Lindner verleumdet hier nicht nur die Absicht hinter der Gesetzesinitiative, sondern ignoriert auch wissenschaftliche Erkenntnisse. Studien hätten schließlich gezeigt, so Pinkstinks, „dass sich Frauen als weniger kompetent in traditionell männlich definierten Räumen sehen, wenn sie daran erinnert werden, dass sie Frauen sind“. Wie wir uns geben und handeln hänge zudem auch mit den unbewussten Stereotypen zusammen, die Werbung vermittle. Geschlechtsdiskriminierende Werbung habe Auswirkungen auf das Bild, das wir von anderen haben und wie wir andere behandeln. Solche Werbung verfestige bestehende Vorurteile, die Basis für individuelle und strukturelle Diskriminierungen sei. Hinzu kämen die Auswirkungen auf die körperliche Selbstwahrnehmung und das Selbstwertgefühl: „Jeden Tag lernen Frauen durch Werbung, dass sie nicht jung genug aussehen, nicht dünn genug, nicht weiß genug, nicht sexy genug sind“.

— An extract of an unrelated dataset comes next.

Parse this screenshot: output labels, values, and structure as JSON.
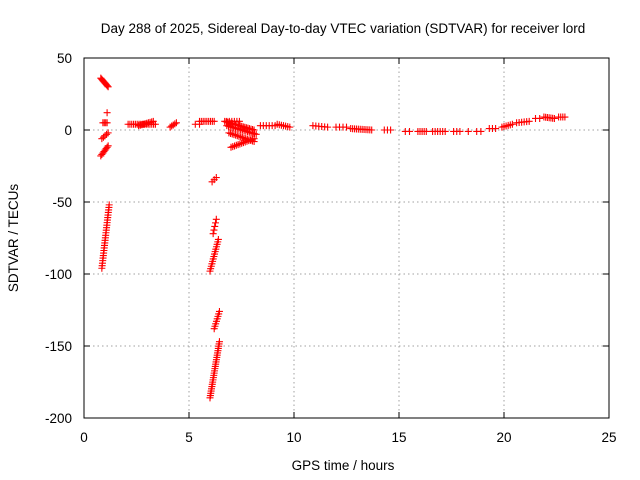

Dass Werbung Einfluss auf die Ausbildung von Identitäten oder Verhaltensweisen hat, haben nicht nur Wissenschaftler anerkannt. Der Österreichische Werberat zeigt, dass die Branche auch anders kann: Werbung stehe im Blickpunkt der Öffentlichkeit, habe damit Vorbildfunktion und trage soziale Verantwortung, da sie Auswirkungen auf die gesellschaftliche Entwicklung haben kann. „Im Zuge der Sozialisation können Botschaften, die durch Werbung vermittelt werden, sowohl bewusst als auch unbewusst die Wahrnehmung und Ausbildung von Identität, insbesondere bei Kindern und Jugendlichen, beeinflussen“, sagte Michael Straberger, Präsident des Österreichischen Werberates, nach Angaben von Pinkstinks.